The healthcare sector joined a broad-based surge of hiring for the month. The Bureau of Labor Statistics Friday identified an increase of 209,000 non-farm jobs nationally in July, beating an analyst consensus forecast of 180,000.

The national unemployment rate fell to 4.3%.

The July healthcare hiring surge followed a strong gain in June of 36,600 jobs, the statistics show. In July, the labor department slightly revised up the June numbers by 100 jobs.

Before the hiring jump in June and July, hiring in 2017 had muddled along at about a 24,000 monthly average. Healthcare economists pointed to the cloud in Washington over the possible repeal of the ACA as a factor.

The Congressional Budget Office estimated the Senate bills being debated would cause about 20 million people to lose their insurance and slash Medicaid budgets whose expansion is largely responsible for a burst of newly insured since 2010.

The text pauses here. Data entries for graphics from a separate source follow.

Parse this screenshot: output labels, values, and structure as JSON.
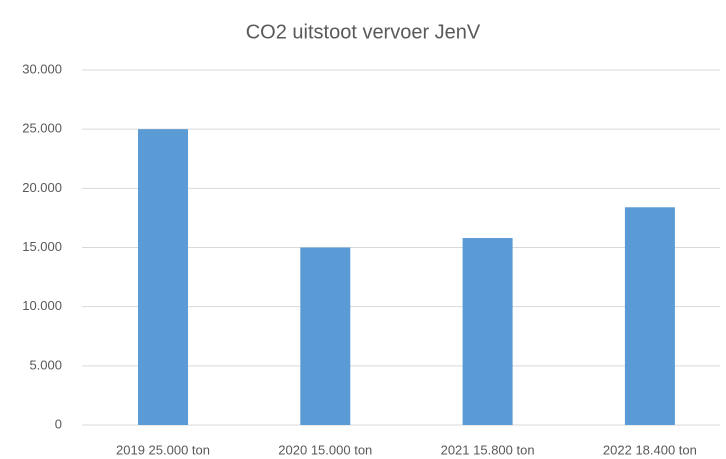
{
  "chart_data": {
    "type": "bar",
    "title": "CO2 uitstoot vervoer JenV",
    "categories": [
      "2019 25.000 ton",
      "2020 15.000 ton",
      "2021 15.800 ton",
      "2022 18.400 ton"
    ],
    "values": [
      25000,
      15000,
      15800,
      18400
    ],
    "color": "#5b9bd5",
    "ylim": [
      0,
      30000
    ],
    "yticks": [
      0,
      {
        "value": 5000,
        "label": "5.000"
      },
      {
        "value": 10000,
        "label": "10.000"
      },
      {
        "value": 15000,
        "label": "15.000"
      },
      {
        "value": 20000,
        "label": "20.000"
      },
      {
        "value": 25000,
        "label": "25.000"
      },
      {
        "value": 30000,
        "label": "30.000"
      }
    ],
    "grid": true
  }
}
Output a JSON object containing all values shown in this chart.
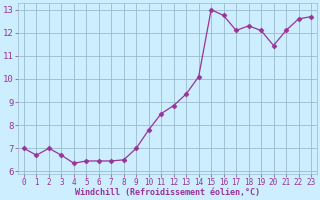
{
  "x": [
    0,
    1,
    2,
    3,
    4,
    5,
    6,
    7,
    8,
    9,
    10,
    11,
    12,
    13,
    14,
    15,
    16,
    17,
    18,
    19,
    20,
    21,
    22,
    23
  ],
  "y": [
    7.0,
    6.7,
    7.0,
    6.7,
    6.35,
    6.45,
    6.45,
    6.45,
    6.5,
    7.0,
    7.8,
    8.5,
    8.85,
    9.35,
    10.1,
    13.0,
    12.75,
    12.1,
    12.3,
    12.1,
    11.45,
    12.1,
    12.6,
    12.7
  ],
  "line_color": "#993399",
  "marker": "D",
  "marker_size": 2.5,
  "bg_color": "#cceeff",
  "grid_color": "#99bbcc",
  "xlabel": "Windchill (Refroidissement éolien,°C)",
  "xlabel_color": "#993399",
  "tick_color": "#993399",
  "ylim": [
    5.9,
    13.3
  ],
  "xlim": [
    -0.5,
    23.5
  ],
  "yticks": [
    6,
    7,
    8,
    9,
    10,
    11,
    12,
    13
  ],
  "xticks": [
    0,
    1,
    2,
    3,
    4,
    5,
    6,
    7,
    8,
    9,
    10,
    11,
    12,
    13,
    14,
    15,
    16,
    17,
    18,
    19,
    20,
    21,
    22,
    23
  ]
}
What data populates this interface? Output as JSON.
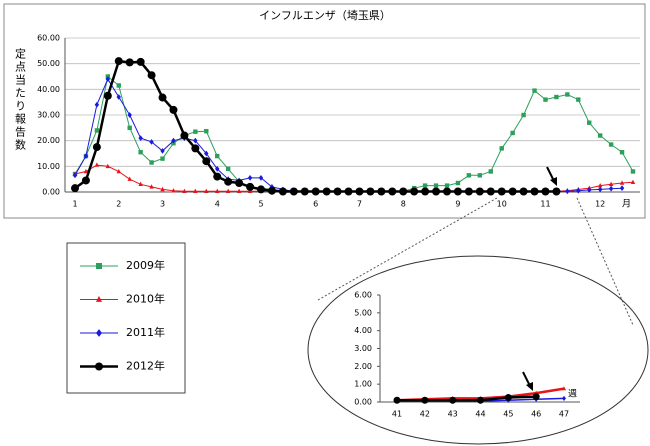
{
  "chart_data": [
    {
      "type": "line",
      "title": "インフルエンザ（埼玉県）",
      "ylabel": "定点当たり報告数",
      "xlabel": "月",
      "categories": [
        "1",
        null,
        null,
        null,
        "2",
        null,
        null,
        null,
        "3",
        null,
        null,
        null,
        null,
        "4",
        null,
        null,
        null,
        "5",
        null,
        null,
        null,
        null,
        "6",
        null,
        null,
        null,
        "7",
        null,
        null,
        null,
        "8",
        null,
        null,
        null,
        null,
        "9",
        null,
        null,
        null,
        "10",
        null,
        null,
        null,
        "11",
        null,
        null,
        null,
        null,
        "12",
        null,
        null,
        null
      ],
      "ylim": [
        0,
        60
      ],
      "yticks": [
        {
          "value": 0,
          "label": "0.00"
        },
        {
          "value": 10,
          "label": "10.00"
        },
        {
          "value": 20,
          "label": "20.00"
        },
        {
          "value": 30,
          "label": "30.00"
        },
        {
          "value": 40,
          "label": "40.00"
        },
        {
          "value": 50,
          "label": "50.00"
        },
        {
          "value": 60,
          "label": "60.00"
        }
      ],
      "grid": true,
      "series": [
        {
          "name": "2009年",
          "color": "#2ca05a",
          "marker": "square",
          "values": [
            7,
            14,
            24,
            45,
            41.5,
            25,
            15.5,
            11.5,
            13,
            19,
            22,
            23.5,
            23.7,
            14,
            9,
            4,
            2,
            1.5,
            1,
            0.5,
            0.3,
            0.3,
            0.3,
            0.3,
            0.3,
            0.3,
            0.3,
            0.3,
            0.3,
            0.3,
            0.3,
            1.5,
            2.5,
            2.5,
            2.5,
            3.5,
            6.5,
            6.5,
            8,
            17,
            23,
            30,
            39.5,
            36,
            37,
            38,
            36,
            27,
            22,
            18.5,
            15.5,
            8
          ]
        },
        {
          "name": "2010年",
          "color": "#e8141c",
          "marker": "triangle",
          "values": [
            7,
            8,
            10.5,
            10,
            8,
            5,
            3,
            2,
            1,
            0.5,
            0.3,
            0.3,
            0.3,
            0.3,
            0.3,
            0.3,
            0.3,
            0.3,
            0.3,
            0.3,
            0.3,
            0.3,
            0.3,
            0.3,
            0.3,
            0.3,
            0.3,
            0.3,
            0.3,
            0.3,
            0.3,
            0.3,
            0.3,
            0.3,
            0.3,
            0.3,
            0.3,
            0.3,
            0.3,
            0.3,
            0.3,
            0.3,
            0.3,
            0.3,
            0.3,
            0.5,
            1,
            1.5,
            2.5,
            3,
            3.5,
            3.8
          ]
        },
        {
          "name": "2011年",
          "color": "#1a1ae0",
          "marker": "diamond",
          "values": [
            6.5,
            14,
            34,
            44,
            37,
            30,
            21,
            19.5,
            16,
            20,
            21,
            20,
            15,
            9,
            5,
            4.5,
            5.5,
            5.5,
            2,
            1,
            0.2,
            0.2,
            0.2,
            0.2,
            0.2,
            0.2,
            0.2,
            0.2,
            0.2,
            0.2,
            0.2,
            0.2,
            0.2,
            0.2,
            0.2,
            0.2,
            0.2,
            0.2,
            0.2,
            0.2,
            0.2,
            0.2,
            0.2,
            0.2,
            0.2,
            0.3,
            0.5,
            0.8,
            1,
            1.3,
            1.5,
            null
          ]
        },
        {
          "name": "2012年",
          "color": "#000000",
          "marker": "circle",
          "values": [
            1.5,
            4.5,
            17.5,
            37.5,
            51,
            50.5,
            50.7,
            45.5,
            36.8,
            32,
            22,
            17,
            12,
            6,
            4,
            3.5,
            2,
            1,
            0.5,
            0.2,
            0.2,
            0.2,
            0.2,
            0.2,
            0.2,
            0.2,
            0.2,
            0.2,
            0.2,
            0.2,
            0.2,
            0.2,
            0.2,
            0.2,
            0.2,
            0.2,
            0.2,
            0.2,
            0.2,
            0.2,
            0.2,
            0.2,
            0.2,
            0.2,
            0.2,
            null,
            null,
            null,
            null,
            null,
            null,
            null
          ]
        }
      ]
    },
    {
      "type": "line",
      "xlabel": "週",
      "categories": [
        "41",
        "42",
        "43",
        "44",
        "45",
        "46",
        "47"
      ],
      "ylim": [
        0,
        6
      ],
      "yticks": [
        {
          "value": 0,
          "label": "0.00"
        },
        {
          "value": 1,
          "label": "1.00"
        },
        {
          "value": 2,
          "label": "2.00"
        },
        {
          "value": 3,
          "label": "3.00"
        },
        {
          "value": 4,
          "label": "4.00"
        },
        {
          "value": 5,
          "label": "5.00"
        },
        {
          "value": 6,
          "label": "6.00"
        }
      ],
      "grid": false,
      "series": [
        {
          "color": "#e8141c",
          "marker": "triangle",
          "values": [
            0.1,
            0.15,
            0.2,
            0.2,
            0.3,
            0.5,
            0.75
          ]
        },
        {
          "color": "#1a1ae0",
          "marker": "diamond",
          "values": [
            0.05,
            0.05,
            0.05,
            0.05,
            0.1,
            0.15,
            0.2
          ]
        },
        {
          "color": "#000000",
          "marker": "circle",
          "values": [
            0.1,
            0.1,
            0.1,
            0.1,
            0.25,
            0.3,
            null
          ]
        }
      ]
    }
  ]
}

But healthcare providers expanding especially the number of ambulatory centers and clinics they operate have pushed past the political turmoil to hire workers to serve an ever-growing number of seniors needing care.

Home healthcare agencies did the most hiring among providers in July, bringing aboard 11,300 more employees.

Outpatient centers and hospitals tied as the next biggest hirers, each adding 7,300 jobs in July.